A PDA is derived using:
- A program ID (the controlling smart contract).
- A set of seeds (arbitrary byte arrays).
- A bump (a single-byte value, 0–255).
pda = Pubkey::create_program_address(seeds + bump, program_id)
When you use the PDA to interact with an owned account you can directly borrow mutable access to the lamports of an account using try_borrow_mut_lamports
instead of the normal CPI invocation.
**ctx.accounts.recipient.to_account_info().try_borrow_mut_lamports()? += amount
Bumps
When you use seeds to derive a public key, there is a chance that the seeds you use, and the public key it derives from them could in theory have an associated private key. If it has a corresponding private key it is considered on curve.

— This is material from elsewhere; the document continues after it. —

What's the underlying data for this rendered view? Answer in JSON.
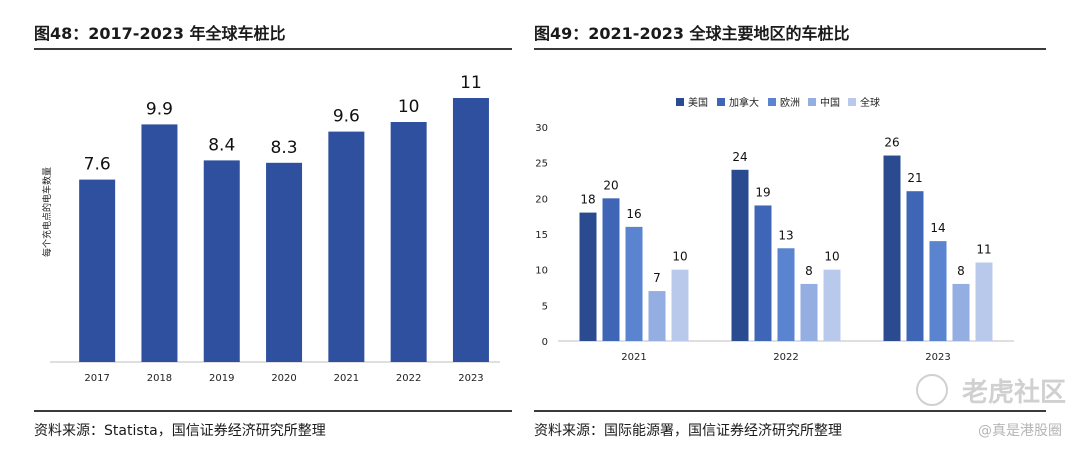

So, Solana tacks on an additional integer (the bump) to your seeds list to make sure it bumps it off of the ed2559
elliptic curve.
The tricky part is you have to manage this bump throughout the program so its good to stick it inside the account data.
Bumps are deterministic values used to find program-derived addresses (PDAs) without requiring a private key. They ensure that a PDA is valid (i.e., does not collide with an actual keypair) while allowing the same address to be derived consistently.
In practice, you can think of your seeds + bump
as Solana's version of a hash dictionary:
[b"token", authority.key().as_bytes()]
In this seed we are using a string token
and the authority of the transaction to create a unique pairing. This could get us the token address for this particular authority if we initialized an account with that seed.
By knowing the seed and the bump you can deterministically recreate the address without having to store the address anywhere. We can find any users account by reusing the same seed.
So if you wanted to say, store a big list of addresses you could use these seeds to quickly lookup the address you need without knowing it (storing it) ahead of time, which can be expensive and limiting on the blockchain.
Finding these addresses from seeds is an iterative process, where we start at a bump value of 255 and work our way down to zero until we have successfully first bumped off the curve:
let seeds = &[b"my_seed", user_pubkey.as_ref()];
let (pda, bump) = Pubkey::find_program_address(seeds, &program_id);
b"my_seed"
is a static seed.user_pubkey
ensures uniqueness per user.bump
is found automatically and returned by the iterating function
It can be tedious to derive these every time so a useful pattern is to store the bump inside of the account you create so we do not need to re-fetch these every time when we want to sign a transaction.
pub struct MyAccount {
pub bump: u8,
pub data: u64,
}
Storing the bump allows validation later when signing transactions in frameworks like Anchor.